On my day job I deal with Internet banking. The Internet bank is a relatively large and high-load Java/Spring/Hibernate web application, which uses Oracle databases.
During our recent transition from a centralized data accessor (VJDBC) to local JDBC connection pools to reduce data routrip times, we have started having issues with memory usage in our application servers: some requests started to allocate tens to hundreds of megabytes of memory. While Garbage Collector was successfully reclaiming all this memory afterwards (no memory leaks), it still posed a problem of high peak memory usage as well as too frequent collections, also affecting the overall performance.
While profiling memory allocations with JProfiler, I have discovered that OracleStatement.prepareAccessors() is responsible for these monstrous allocations (up to 600 Mb at once, most in either char or byte giant arrays). Google has pointed to this nice article on reducing the default prefetch size, describing a very similar situation, however these guys have had problems with queries returning LOBs. We haven't used any LOBs in our problematic queries and haven't modified the defaultRowPrefetch connection property knowingly.
Further investigation led to the way we were using Hibernate: for some quesries that are expected to return large result sets, we were using the Query.setFetchSize() or Criteria.setFetchSize() methods with rather high values (eg 5000). This seemed reasonable, because we were also using the setMaxResults() method with the same value to reduce the maximum length of the returned ResultSet. However, after doing some upgrades of Java, Hibernate, and Oracle driver, this had started having these memory allocation side-effects. It seems that now Hibernate translates this fetchSize parameter directly to OracleStatement's rowPrefetch value, forcing it instantly allocate a rowPrefetch*expectedRowSize sized array even before it runs the actual query. This array can be ridicuosly large, even if the actual query returns only a few rows afterwards. Later investigation showed that also having the batch-size attribute in the Hibernate mapping files (hbm.xml) has exactly the same effect and also results in giant pre-allocations.
As a result, we had to review all batch-size and setFetchSize() values that we were using with our Hibernate queries and mappings, in most cases reducing them significantly. This would reduce the worst-case performance of some long queries (they would require more roundtrips to the database), but would also reduce the overall amount of garbage accumulating in the heap and thus reduce the frequency of garbage collections, having a positive impact on CPU load.

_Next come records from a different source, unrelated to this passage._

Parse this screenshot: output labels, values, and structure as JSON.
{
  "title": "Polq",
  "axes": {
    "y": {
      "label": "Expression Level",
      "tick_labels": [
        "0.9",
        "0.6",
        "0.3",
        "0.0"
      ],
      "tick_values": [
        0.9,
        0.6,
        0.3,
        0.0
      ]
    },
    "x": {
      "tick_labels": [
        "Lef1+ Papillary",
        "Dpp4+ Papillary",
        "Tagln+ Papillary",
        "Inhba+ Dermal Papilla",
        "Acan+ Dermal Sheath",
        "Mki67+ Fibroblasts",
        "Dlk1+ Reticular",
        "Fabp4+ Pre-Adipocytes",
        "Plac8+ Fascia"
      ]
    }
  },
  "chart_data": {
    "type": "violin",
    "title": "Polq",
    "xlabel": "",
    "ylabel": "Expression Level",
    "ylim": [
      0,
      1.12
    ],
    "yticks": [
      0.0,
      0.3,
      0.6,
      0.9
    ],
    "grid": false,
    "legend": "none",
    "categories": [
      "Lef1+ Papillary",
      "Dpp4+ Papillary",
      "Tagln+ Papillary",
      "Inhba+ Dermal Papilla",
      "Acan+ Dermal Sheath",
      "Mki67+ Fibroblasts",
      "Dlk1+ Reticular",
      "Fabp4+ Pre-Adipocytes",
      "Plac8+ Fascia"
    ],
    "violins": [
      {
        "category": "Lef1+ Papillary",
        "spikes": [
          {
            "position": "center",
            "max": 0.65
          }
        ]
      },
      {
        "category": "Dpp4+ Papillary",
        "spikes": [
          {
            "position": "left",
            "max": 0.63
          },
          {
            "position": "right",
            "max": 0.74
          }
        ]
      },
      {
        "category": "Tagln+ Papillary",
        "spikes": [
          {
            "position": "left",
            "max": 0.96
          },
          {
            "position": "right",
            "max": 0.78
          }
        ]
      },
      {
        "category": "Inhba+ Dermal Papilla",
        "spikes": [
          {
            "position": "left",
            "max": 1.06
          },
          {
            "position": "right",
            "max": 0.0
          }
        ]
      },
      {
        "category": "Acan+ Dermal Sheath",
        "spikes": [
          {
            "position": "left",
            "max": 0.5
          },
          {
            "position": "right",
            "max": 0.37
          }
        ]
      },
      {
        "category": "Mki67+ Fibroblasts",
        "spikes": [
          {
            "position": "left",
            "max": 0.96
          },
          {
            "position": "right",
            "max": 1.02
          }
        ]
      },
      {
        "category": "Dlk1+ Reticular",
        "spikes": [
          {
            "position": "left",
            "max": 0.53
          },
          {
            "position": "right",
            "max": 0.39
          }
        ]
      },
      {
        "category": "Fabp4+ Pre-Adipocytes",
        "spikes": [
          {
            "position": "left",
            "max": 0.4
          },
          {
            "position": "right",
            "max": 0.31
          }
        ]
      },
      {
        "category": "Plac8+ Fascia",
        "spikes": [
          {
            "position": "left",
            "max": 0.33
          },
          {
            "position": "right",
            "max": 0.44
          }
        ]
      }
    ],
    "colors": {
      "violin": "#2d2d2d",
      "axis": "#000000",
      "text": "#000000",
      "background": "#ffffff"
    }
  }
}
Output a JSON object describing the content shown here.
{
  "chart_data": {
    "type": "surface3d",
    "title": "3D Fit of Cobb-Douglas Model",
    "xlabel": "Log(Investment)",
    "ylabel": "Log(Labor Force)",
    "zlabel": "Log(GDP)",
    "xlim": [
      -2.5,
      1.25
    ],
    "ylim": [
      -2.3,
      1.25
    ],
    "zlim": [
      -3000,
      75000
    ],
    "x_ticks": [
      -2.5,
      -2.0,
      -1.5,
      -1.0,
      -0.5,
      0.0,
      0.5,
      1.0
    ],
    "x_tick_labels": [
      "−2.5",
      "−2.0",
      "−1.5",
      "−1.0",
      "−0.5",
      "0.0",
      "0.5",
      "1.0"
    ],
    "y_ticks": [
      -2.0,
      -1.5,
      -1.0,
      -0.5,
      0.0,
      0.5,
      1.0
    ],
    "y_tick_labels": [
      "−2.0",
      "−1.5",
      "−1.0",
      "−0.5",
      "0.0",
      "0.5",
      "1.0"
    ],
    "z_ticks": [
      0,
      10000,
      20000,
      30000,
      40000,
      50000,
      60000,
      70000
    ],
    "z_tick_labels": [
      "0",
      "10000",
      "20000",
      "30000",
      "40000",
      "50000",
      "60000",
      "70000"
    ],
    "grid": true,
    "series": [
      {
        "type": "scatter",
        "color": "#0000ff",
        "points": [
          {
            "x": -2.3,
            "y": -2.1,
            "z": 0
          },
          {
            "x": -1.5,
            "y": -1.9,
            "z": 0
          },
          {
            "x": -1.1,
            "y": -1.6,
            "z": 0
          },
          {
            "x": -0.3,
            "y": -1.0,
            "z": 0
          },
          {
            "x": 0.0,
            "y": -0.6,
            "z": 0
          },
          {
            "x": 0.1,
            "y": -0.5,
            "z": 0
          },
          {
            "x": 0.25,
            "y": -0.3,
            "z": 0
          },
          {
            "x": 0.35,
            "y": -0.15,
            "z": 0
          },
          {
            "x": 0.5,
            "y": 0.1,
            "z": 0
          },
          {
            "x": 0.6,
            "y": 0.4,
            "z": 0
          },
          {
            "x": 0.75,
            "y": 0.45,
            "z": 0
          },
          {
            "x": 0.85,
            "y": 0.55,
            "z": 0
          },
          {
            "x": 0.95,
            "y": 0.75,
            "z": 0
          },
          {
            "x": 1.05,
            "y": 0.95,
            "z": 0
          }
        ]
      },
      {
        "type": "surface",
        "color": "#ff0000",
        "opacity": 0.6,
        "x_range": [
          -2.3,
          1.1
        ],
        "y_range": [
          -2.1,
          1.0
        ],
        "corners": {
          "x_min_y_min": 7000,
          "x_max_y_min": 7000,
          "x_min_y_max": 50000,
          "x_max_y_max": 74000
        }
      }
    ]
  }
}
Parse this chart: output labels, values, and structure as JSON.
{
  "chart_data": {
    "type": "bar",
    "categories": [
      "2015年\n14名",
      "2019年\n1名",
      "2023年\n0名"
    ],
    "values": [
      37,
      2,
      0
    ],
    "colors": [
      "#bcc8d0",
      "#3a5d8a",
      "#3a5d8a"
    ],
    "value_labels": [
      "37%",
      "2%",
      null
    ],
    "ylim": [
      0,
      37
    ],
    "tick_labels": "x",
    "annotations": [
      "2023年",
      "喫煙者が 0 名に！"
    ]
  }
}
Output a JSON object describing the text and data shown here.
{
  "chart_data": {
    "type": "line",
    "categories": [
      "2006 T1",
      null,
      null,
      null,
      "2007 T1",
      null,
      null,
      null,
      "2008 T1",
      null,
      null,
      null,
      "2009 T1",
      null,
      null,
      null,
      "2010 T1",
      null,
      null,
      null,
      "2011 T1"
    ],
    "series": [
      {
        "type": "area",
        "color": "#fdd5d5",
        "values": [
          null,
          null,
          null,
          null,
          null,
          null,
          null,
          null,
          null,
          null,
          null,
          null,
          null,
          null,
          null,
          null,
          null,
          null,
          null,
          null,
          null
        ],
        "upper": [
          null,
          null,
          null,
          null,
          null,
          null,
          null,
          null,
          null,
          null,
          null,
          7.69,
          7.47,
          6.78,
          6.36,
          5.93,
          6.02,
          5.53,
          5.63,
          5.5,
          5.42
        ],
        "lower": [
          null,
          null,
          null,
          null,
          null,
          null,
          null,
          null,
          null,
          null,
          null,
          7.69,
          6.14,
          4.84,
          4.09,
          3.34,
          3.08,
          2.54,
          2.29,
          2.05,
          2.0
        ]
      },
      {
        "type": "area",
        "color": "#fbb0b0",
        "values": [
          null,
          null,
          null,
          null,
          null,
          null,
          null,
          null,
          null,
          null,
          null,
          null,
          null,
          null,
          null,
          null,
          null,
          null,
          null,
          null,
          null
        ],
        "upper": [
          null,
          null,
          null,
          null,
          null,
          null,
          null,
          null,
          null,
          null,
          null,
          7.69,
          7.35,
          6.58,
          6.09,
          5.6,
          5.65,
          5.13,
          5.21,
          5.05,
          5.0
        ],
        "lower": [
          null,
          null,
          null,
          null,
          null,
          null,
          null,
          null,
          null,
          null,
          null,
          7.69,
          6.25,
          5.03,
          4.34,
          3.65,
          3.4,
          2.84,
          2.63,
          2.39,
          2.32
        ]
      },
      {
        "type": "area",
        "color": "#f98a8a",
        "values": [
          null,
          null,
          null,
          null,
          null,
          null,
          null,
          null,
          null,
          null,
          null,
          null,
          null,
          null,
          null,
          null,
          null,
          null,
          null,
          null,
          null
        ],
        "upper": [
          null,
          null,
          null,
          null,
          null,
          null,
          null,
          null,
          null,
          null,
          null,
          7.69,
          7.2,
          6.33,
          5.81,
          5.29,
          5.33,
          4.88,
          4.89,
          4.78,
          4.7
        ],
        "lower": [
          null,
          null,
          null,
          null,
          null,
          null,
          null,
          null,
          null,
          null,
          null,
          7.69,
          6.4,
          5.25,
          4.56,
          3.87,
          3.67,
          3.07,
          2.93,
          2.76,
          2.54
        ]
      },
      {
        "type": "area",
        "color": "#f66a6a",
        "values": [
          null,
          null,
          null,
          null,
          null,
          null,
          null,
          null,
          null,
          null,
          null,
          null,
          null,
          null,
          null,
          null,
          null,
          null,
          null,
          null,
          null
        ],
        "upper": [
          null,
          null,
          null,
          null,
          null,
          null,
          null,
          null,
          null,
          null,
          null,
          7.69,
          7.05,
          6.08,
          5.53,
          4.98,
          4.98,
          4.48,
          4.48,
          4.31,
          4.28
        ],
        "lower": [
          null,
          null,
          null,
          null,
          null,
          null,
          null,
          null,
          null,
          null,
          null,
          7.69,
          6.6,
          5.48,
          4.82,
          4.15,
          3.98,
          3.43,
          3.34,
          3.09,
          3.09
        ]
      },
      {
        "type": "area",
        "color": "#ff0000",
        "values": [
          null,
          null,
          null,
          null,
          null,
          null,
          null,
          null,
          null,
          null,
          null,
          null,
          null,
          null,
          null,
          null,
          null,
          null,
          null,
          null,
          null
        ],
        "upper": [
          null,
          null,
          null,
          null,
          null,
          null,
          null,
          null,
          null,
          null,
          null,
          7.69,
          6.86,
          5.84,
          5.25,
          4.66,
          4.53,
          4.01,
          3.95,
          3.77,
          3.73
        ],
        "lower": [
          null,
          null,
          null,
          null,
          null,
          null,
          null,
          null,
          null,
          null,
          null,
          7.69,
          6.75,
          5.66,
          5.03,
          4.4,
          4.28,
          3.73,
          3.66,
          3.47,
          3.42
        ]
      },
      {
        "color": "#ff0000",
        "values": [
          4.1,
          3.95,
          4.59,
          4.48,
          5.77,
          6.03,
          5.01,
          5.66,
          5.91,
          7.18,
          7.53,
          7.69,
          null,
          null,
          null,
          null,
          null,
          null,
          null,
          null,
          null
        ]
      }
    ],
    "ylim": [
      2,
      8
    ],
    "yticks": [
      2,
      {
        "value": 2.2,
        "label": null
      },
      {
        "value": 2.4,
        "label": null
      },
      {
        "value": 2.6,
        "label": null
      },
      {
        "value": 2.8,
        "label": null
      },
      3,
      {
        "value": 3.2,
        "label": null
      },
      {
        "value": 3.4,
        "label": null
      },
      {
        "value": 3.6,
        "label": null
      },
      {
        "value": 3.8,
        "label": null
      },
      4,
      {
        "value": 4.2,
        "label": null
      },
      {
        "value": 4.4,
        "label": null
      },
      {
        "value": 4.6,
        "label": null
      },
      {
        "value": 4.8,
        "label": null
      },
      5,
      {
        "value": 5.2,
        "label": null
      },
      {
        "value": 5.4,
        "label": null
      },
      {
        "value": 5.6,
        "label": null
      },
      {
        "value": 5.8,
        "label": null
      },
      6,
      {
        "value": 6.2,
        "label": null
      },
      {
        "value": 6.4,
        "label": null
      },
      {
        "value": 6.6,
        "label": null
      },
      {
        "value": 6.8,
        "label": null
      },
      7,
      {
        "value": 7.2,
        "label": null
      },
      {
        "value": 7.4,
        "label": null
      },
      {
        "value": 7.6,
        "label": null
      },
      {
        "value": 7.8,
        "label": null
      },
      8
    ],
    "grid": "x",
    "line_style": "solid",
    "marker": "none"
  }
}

Shorter results would run equally fast, so it makes sense actually to rely on average statictics of the actual responses when chosing optimal rowPrefetch values. The default value is 10, which is hardcoded in the Oracle driver.
For longer queries, the abovementioned article has proposed an idea of geometrically increasing the rowPrefetch (setting it twice as big for each subsequent fetch manually). This is a nice idea, but I wonder why Oracle driver can't do this automatically? This is how Java collections behave when they resize themselves. I haven't tried doing this with Hibernate yet, but I think it should be possible, especially if you use the Query.scroll() instead of Query.list().